In the second year, researchers surveyed teens’ empathy, based on statements like “The problems of others worry me.” To find out how teens would reason about helping others, they had teens read short stories about characters who find themselves in situations where they have the opportunity to help, even though doing so would go against their own goals or needs.

For example, one story was about someone heading to a friend’s party who finds a girl injured from a fall along the way. The girl asks the main character to go to her house and get her parents so they can take her to the doctor. If the main character did help the girl, she would be late for the party and miss having fun with her friends.

After each story, the researchers asked teens what the main character should do: help or not help (or if they were unsure). Teens also rated how much various possible reasons factored into their choice, such as:

  • It depends how much fun she expects the party to be, and what sorts of things are happening at the party.
  • It depends whether the girl really needs help or not.
  • It depends whether her parents and friends will think she did the right or the wrong thing.
  • It depends if she thinks it’s the decent thing to do or not.
  • It depends how she would feel about herself if she helped or not.

In the third year, researchers surveyed teens’ tendency to be helpful in different circumstances.

The results? Teens whose parents used more social ways to encourage kindness early on tended to have more empathy. In turn, they were also more inclined to help in a variety of situations—including when someone was very upset, when someone asked for help, and (driven by their own moral convictions about caring for others) when the teen didn’t expect a reward in return. On the other hand, they were less inclined to help in public situations when they might be selfishly motivated to look good in front of others.

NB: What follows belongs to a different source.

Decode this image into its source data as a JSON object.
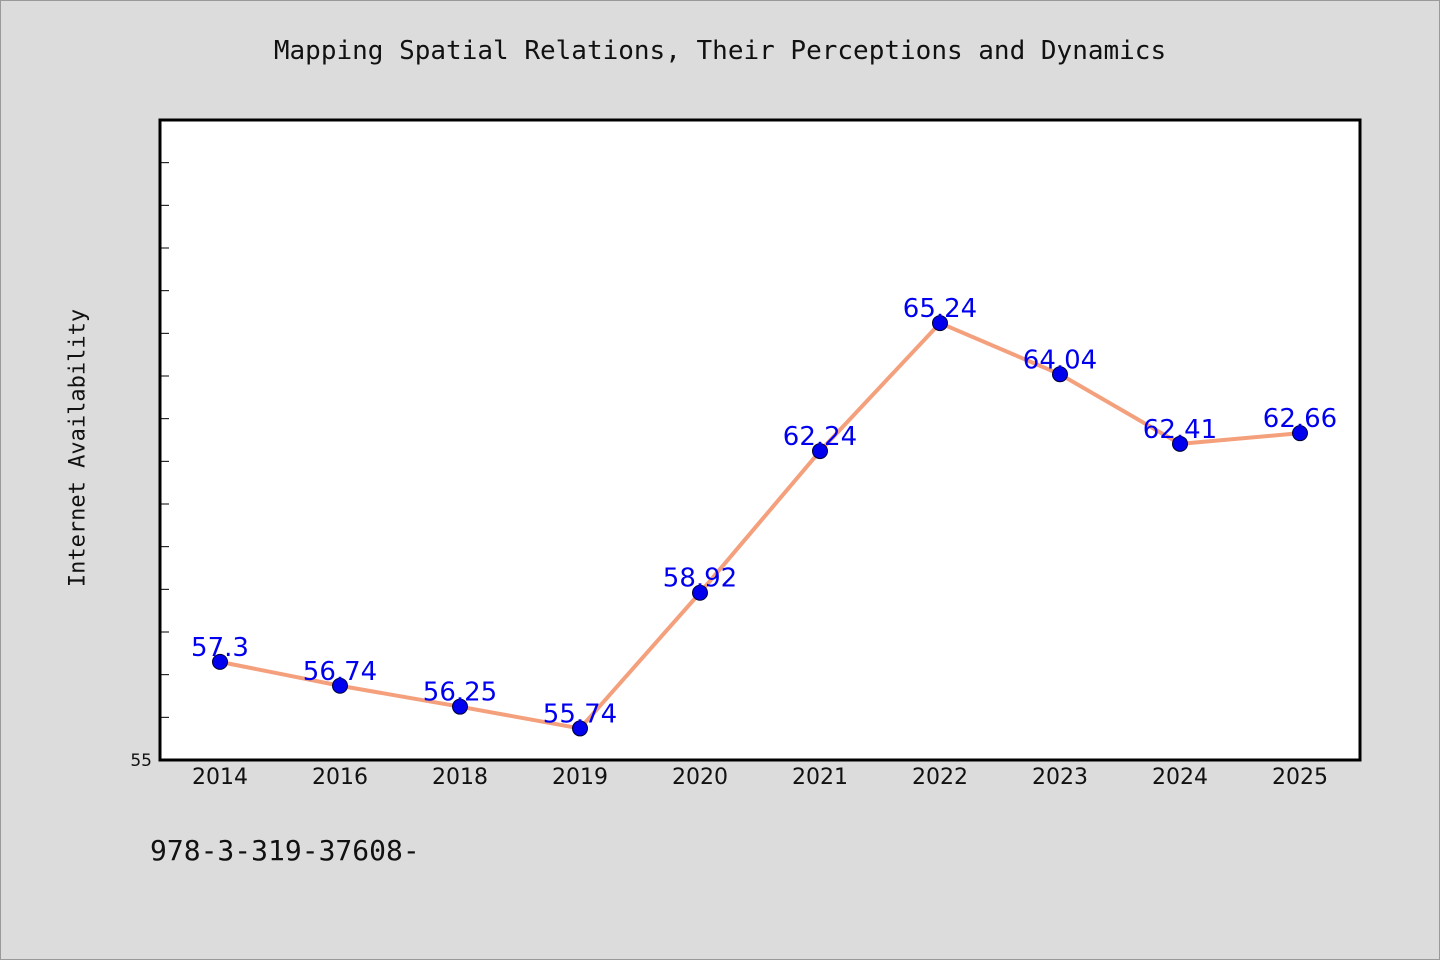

But teens whose parents encouraged kindness in more material ways early on tended to use less moral reasoning based on caring for others—and, in turn, were less likely to help when they didn’t expect a reward.

So what can parents do to raise caring kids? This study can’t definitively answer that question, but the findings suggest that what parents do to nurture kids’ compassion early on in life may matter years down the road. In particular, you might want to reconsider using material encouragement to foster your teens’ kindness, because it does not seem to help teens deeply understand the value of selfless concern for others.

Material rewards like points systems and allowances for doing chores, doling out extra privileges (like more screen time) for helping others, or giving gifts for being kind can backfire because they might foster materialistic values in teens. “Perhaps such practices encourage youth to consider selfish or external reasons when faced with opportunities to help others, which is characteristic of lower levels of prosocial moral reasoning,” write Carlo and his colleagues.

To nurture your teen’s capacity to care for others, you can show them gratitude or simply acknowledge and support them when they do things like be generous toward their siblings, rally friends to welcome a new kid at school, help with washing the dishes, or volunteer to clean up the neighborhood park. Social encouragement seems to lead to kindness because it can grow your teen’s empathy and help them to internalize moral principles based on compassion. It’s that deep understanding that comes from within that may matter most for raising a caring kid.